Lenore Ulric
Lenore Ulric (July 21, 1892 – December 30, 1970) was a star of the Broadway stage and Hollywood films of the silent-film and early sound era. Her father, Franz Xavier Ulrich, was a United States Army hospital steward. He reportedly named his daughter Lenore due to his fondness for the Edgar Allan Poe poem, "The Raven". She later dropped the "h" from her surname, using the name Lenore Ulric as her acting name.
Early Theater and Silent Films
As a schoolgirl, Lenore obtained a job with a stock company in Milwaukee, Wisconsin. She played with stock companies in Grand Rapids, Michigan and Chicago, Illinois. She worked briefly as a film actress for Essanay Studios and joined another stock company in Schenectady, New York. She found work in The First Man (1911), A Polished Burglar (1911), Kilmeny (1915), and The Better Woman (1915). In 1915 she went to work for Pallas Pictures starring in several pictures that survive today at the Library of Congress.
Broadway
Just before she was discovered by theatrical producer David Belasco, Miss Ulric toured in a road company of The Bird of Paradise. She wrote to Belasco and in the fall of 1915 she made her New York debut at the Princess Theater in The Mark of the Beast.

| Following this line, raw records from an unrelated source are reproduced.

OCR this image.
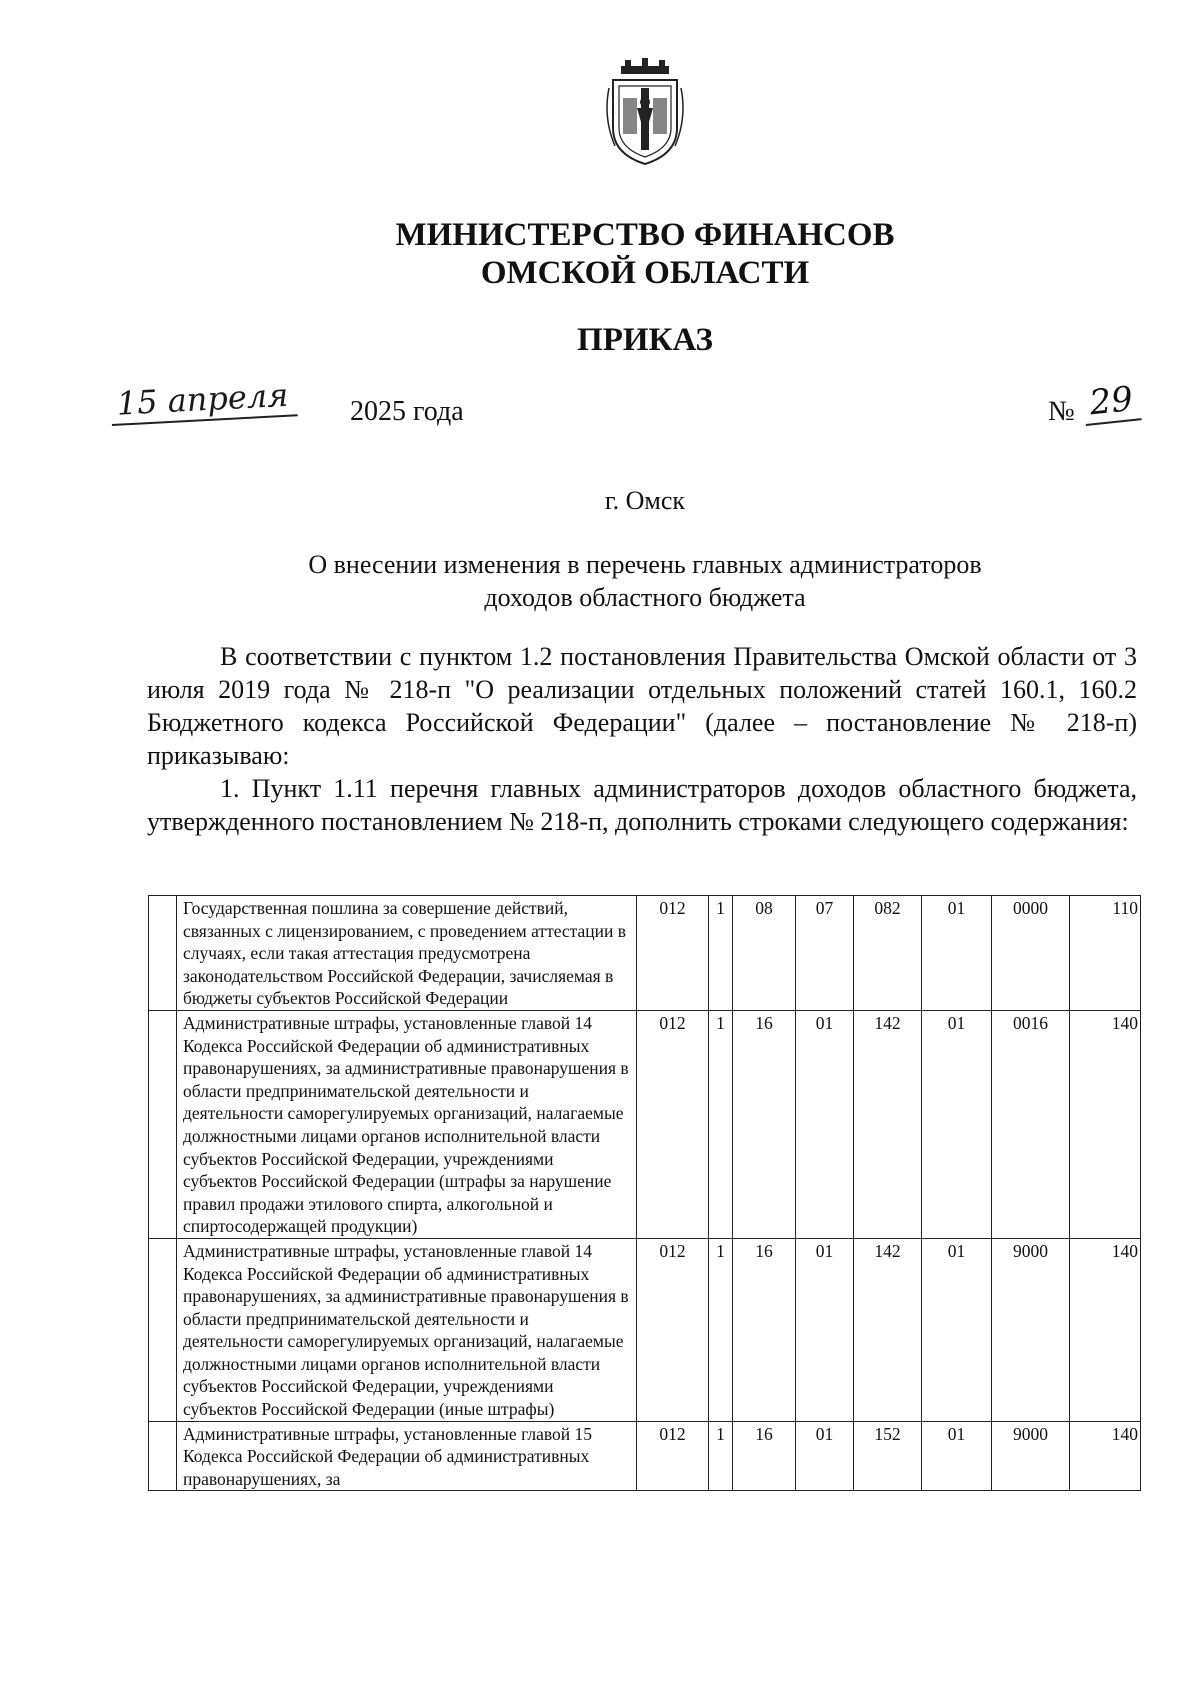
МИНИСТЕРСТВО ФИНАНСОВ
ОМСКОЙ ОБЛАСТИ
ПРИКАЗ
15 апреля 2025 года	№ 29
г. Омск
О внесении изменения в перечень главных администраторов
доходов областного бюджета

В соответствии с пунктом 1.2 постановления Правительства Омской области от 3 июля 2019 года № 218-п "О реализации отдельных положений статей 160.1, 160.2 Бюджетного кодекса Российской Федерации" (далее – постановление № 218-п) приказываю:

1. Пункт 1.11 перечня главных администраторов доходов областного бюджета, утвержденного постановлением № 218-п, дополнить строками следующего содержания:

	Государственная пошлина за совершение действий, связанных с лицензированием, с проведением аттестации в случаях, если такая аттестация предусмотрена законодательством Российской Федерации, зачисляемая в бюджеты субъектов Российской Федерации	012	1	08	07	082	01	0000	110
	Административные штрафы, установленные главой 14 Кодекса Российской Федерации об административных правонарушениях, за административные правонарушения в области предпринимательской деятельности и деятельности саморегулируемых организаций, налагаемые должностными лицами органов исполнительной власти субъектов Российской Федерации, учреждениями субъектов Российской Федерации (штрафы за нарушение правил продажи этилового спирта, алкогольной и спиртосодержащей продукции)	012	1	16	01	142	01	0016	140
	Административные штрафы, установленные главой 14 Кодекса Российской Федерации об административных правонарушениях, за административные правонарушения в области предпринимательской деятельности и деятельности саморегулируемых организаций, налагаемые должностными лицами органов исполнительной власти субъектов Российской Федерации, учреждениями субъектов Российской Федерации (иные штрафы)	012	1	16	01	142	01	9000	140
	Административные штрафы, установленные главой 15 Кодекса Российской Федерации об административных правонарушениях, за	012	1	16	01	152	01	9000	140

Soon she played the lead in The Heart of Wetona. Under Belasco's management Lenore played a variety of female roles. She was an Indian maid in Tiger Rose, a French-Canadian heroine in The Son-Daughter, and a Chinese girl in Kiki. One of Ulric's biggest hits for Belasco was in 1926's Lulu Belle where she played a prostitute, a genre that spawned several Broadway hits in the 1920s.